Défis et Opportunités pour le Maroc dans l’Emploi Énergétique : Ce que Révèle le Rapport 2025 de l’AIE
Key Takeaways





| Points Importants |
|---|
| Transition énergétique rapide au Maroc nécessite des compétences techniques. |
| Pénurie de travailleurs qualifiés dans l’énergie et le secteur électrique. |
| Réévaluation des formations nécessaires pour soutenir les nouveaux projets. |
| Collaboration publique-privée essentielle pour la réussite de la transition. |
Introduction
Le Maroc accélère sa transition énergétique. Le dernier rapport de l’Agence internationale de l’énergie met en lumière une vérité économique indéniable : aucun mégaprojet ne peut prospérer sans les compétences adéquates.

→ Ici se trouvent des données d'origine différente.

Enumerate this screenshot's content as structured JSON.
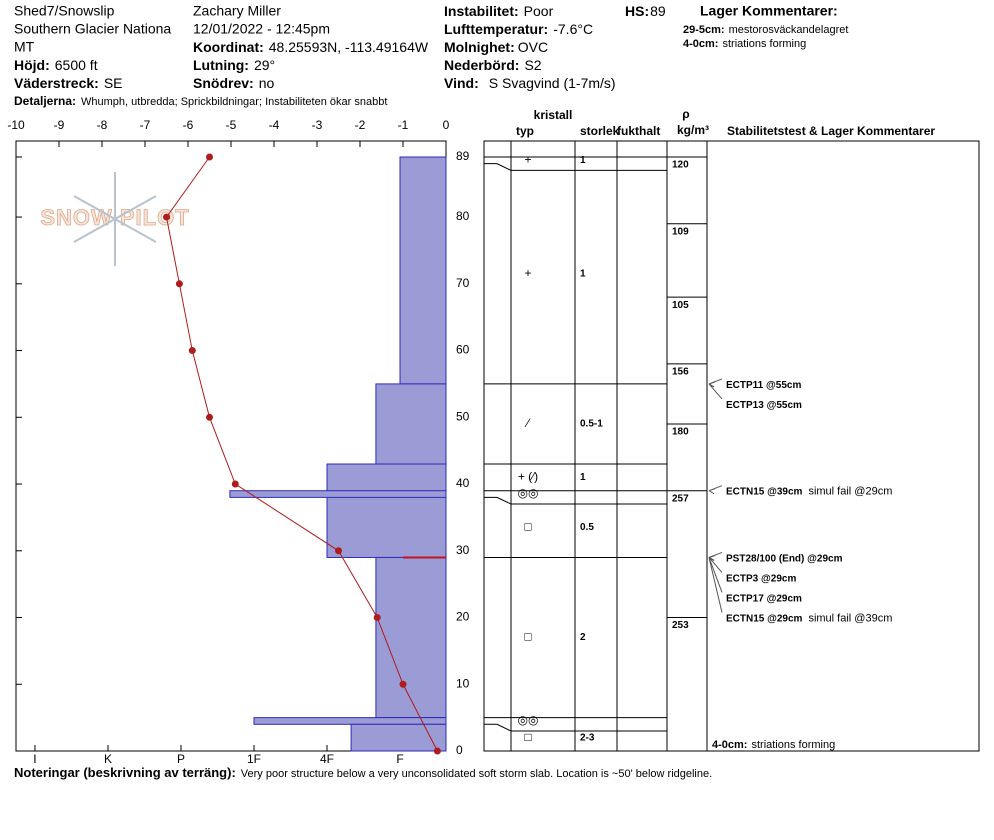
{
  "header": {
    "site": "Shed7/Snowslip",
    "area": "Southern Glacier Nationa",
    "state": "MT",
    "elevation": {
      "label": "Höjd:",
      "value": "6500 ft"
    },
    "aspect": {
      "label": "Väderstreck:",
      "value": "SE"
    },
    "observer": "Zachary Miller",
    "datetime": "12/01/2022 - 12:45pm",
    "coordinates": {
      "label": "Koordinat:",
      "value": "48.25593N, -113.49164W"
    },
    "slope": {
      "label": "Lutning:",
      "value": "29°"
    },
    "wind_loading": {
      "label": "Snödrev:",
      "value": "no"
    },
    "instability": {
      "label": "Instabilitet:",
      "value": "Poor"
    },
    "air_temp": {
      "label": "Lufttemperatur:",
      "value": "-7.6°C"
    },
    "sky": {
      "label": "Molnighet:",
      "value": "OVC"
    },
    "precip": {
      "label": "Nederbörd:",
      "value": "S2"
    },
    "wind": {
      "label": "Vind:",
      "value": "S Svagvind (1-7m/s)"
    },
    "hs": {
      "label": "HS:",
      "value": 89
    },
    "layer_comments_title": "Lager Kommentarer:",
    "layer_comments": [
      {
        "range": "29-5cm:",
        "text": "mestorosväckandelagret"
      },
      {
        "range": "4-0cm:",
        "text": "striations forming"
      }
    ],
    "details": {
      "label": "Detaljerna:",
      "value": "Whumph, utbredda;  Sprickbildningar;  Instabiliteten ökar snabbt"
    },
    "logo": "SNOW PILOT"
  },
  "chart_data": {
    "type": "snowprofile",
    "xlim": [
      -10,
      0
    ],
    "xticks": [
      -10,
      -9,
      -8,
      -7,
      -6,
      -5,
      -4,
      -3,
      -2,
      -1,
      0
    ],
    "ylim": [
      0,
      89
    ],
    "yticks": [
      0,
      10,
      20,
      30,
      40,
      50,
      60,
      70,
      80,
      89
    ],
    "hardness_lim": [
      0.37,
      6.26
    ],
    "hardness_ticks": [
      {
        "value": 6,
        "label": "I"
      },
      {
        "value": 5,
        "label": "K"
      },
      {
        "value": 4,
        "label": "P"
      },
      {
        "value": 3,
        "label": "1F"
      },
      {
        "value": 2,
        "label": "4F"
      },
      {
        "value": 1,
        "label": "F"
      }
    ],
    "temperature": {
      "color": "#b01c1c",
      "heights": [
        89,
        80,
        70,
        60,
        50,
        40,
        30,
        20,
        10,
        0
      ],
      "values": [
        -5.5,
        -6.5,
        -6.2,
        -5.9,
        -5.5,
        -4.9,
        -2.5,
        -1.6,
        -1.0,
        -0.2
      ]
    },
    "hardness_color": "#9b9bd6",
    "hardness_stroke": "#2b2bb8",
    "layers": [
      {
        "top": 89,
        "bottom": 55,
        "hardness": 1
      },
      {
        "top": 55,
        "bottom": 43,
        "hardness": 1.33
      },
      {
        "top": 43,
        "bottom": 29,
        "hardness": 2
      },
      {
        "top": 39,
        "bottom": 38,
        "hardness": 3.33
      },
      {
        "top": 29,
        "bottom": 5,
        "hardness": 1.33
      },
      {
        "top": 5,
        "bottom": 4,
        "hardness": 3
      },
      {
        "top": 4,
        "bottom": 0,
        "hardness": 1.67
      }
    ],
    "critical_height": 29,
    "critical_color": "#c0141e"
  },
  "table": {
    "headers": {
      "crystal": "kristall",
      "form": "typ",
      "size": "storlek",
      "moisture": "fukthalt",
      "rho": "ρ",
      "density_unit": "kg/m³",
      "tests": "Stabilitetstest & Lager Kommentarer"
    },
    "grains": [
      {
        "top": 89,
        "bottom": 88,
        "form": "+",
        "size": "1"
      },
      {
        "top": 88,
        "bottom": 55,
        "form": "+",
        "size": "1"
      },
      {
        "top": 55,
        "bottom": 43,
        "form": "⁄",
        "size": "0.5-1"
      },
      {
        "top": 43,
        "bottom": 39,
        "form": "+ (⁄)",
        "size": "1"
      },
      {
        "top": 39,
        "bottom": 38,
        "form": "◎◎"
      },
      {
        "top": 38,
        "bottom": 29,
        "form": "□",
        "size": "0.5"
      },
      {
        "top": 29,
        "bottom": 5,
        "form": "□",
        "size": "2"
      },
      {
        "top": 5,
        "bottom": 4,
        "form": "◎◎"
      },
      {
        "top": 4,
        "bottom": 0,
        "form": "□",
        "size": "2-3"
      }
    ],
    "density": [
      {
        "height": 89,
        "value": 120
      },
      {
        "height": 79,
        "value": 109
      },
      {
        "height": 68,
        "value": 105
      },
      {
        "height": 58,
        "value": 156
      },
      {
        "height": 49,
        "value": 180
      },
      {
        "height": 39,
        "value": 257
      },
      {
        "height": 20,
        "value": 253
      }
    ],
    "tests": [
      {
        "height": 55,
        "name": "ECTP11 @55cm"
      },
      {
        "height": 55,
        "name": "ECTP13 @55cm"
      },
      {
        "height": 39,
        "name": "ECTN15 @39cm",
        "comment": "simul fail @29cm"
      },
      {
        "height": 29,
        "name": "PST28/100 (End) @29cm"
      },
      {
        "height": 29,
        "name": "ECTP3 @29cm"
      },
      {
        "height": 29,
        "name": "ECTP17 @29cm"
      },
      {
        "height": 29,
        "name": "ECTN15 @29cm",
        "comment": "simul fail @39cm"
      }
    ]
  },
  "footer": {
    "label": "Noteringar (beskrivning av terräng):",
    "value": "Very poor structure below a very unconsolidated soft storm slab. Location is ~50' below ridgeline."
  }
}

Rapport de l’AIE sur l’emploi énergétique





L’édition 2025 du rapport World Energy Employment de l’AIE propose une analyse approfondie des tendances mondiales concernant l’emploi dans le secteur énergétique, tout en étant un indicateur pour les stratégies nationales, y compris celle du Maroc.
Une croissance mondiale portée par l’électricité
Le rapport révèle une augmentation structurelle de l’emploi dans le secteur de l’énergie, passant à 76 millions d’emplois en 2024, avec une croissance de 2,2%, surpassant la moyenne économique de 1,3%.
- Le secteur électrique, incluant la génération, le stockage et les réseaux, est désormais le plus grand employeur.
- La montée en puissance du solaire photovoltaïque constitue la majeure partie des nouveaux emplois créés.
Cependant, cette expansion est freinée par une pénurie de travailleurs qualifiés, notamment dans les métiers techniques appliqués tels qu’électriciens et ingénieurs.
Le cas du Maroc
La situation marocaine révèle à la fois des alignements positifs et des défis préoccupants. D’une part, le pays s’aligne sur les tendances futures décrites par l’AIE, incluant les énergies renouvelables et l’hydrogène vert.
Défis à surmonter
- Survalorisation de l’ingénieur par rapport aux techniciens.
- Formation professionnelle insuffisante.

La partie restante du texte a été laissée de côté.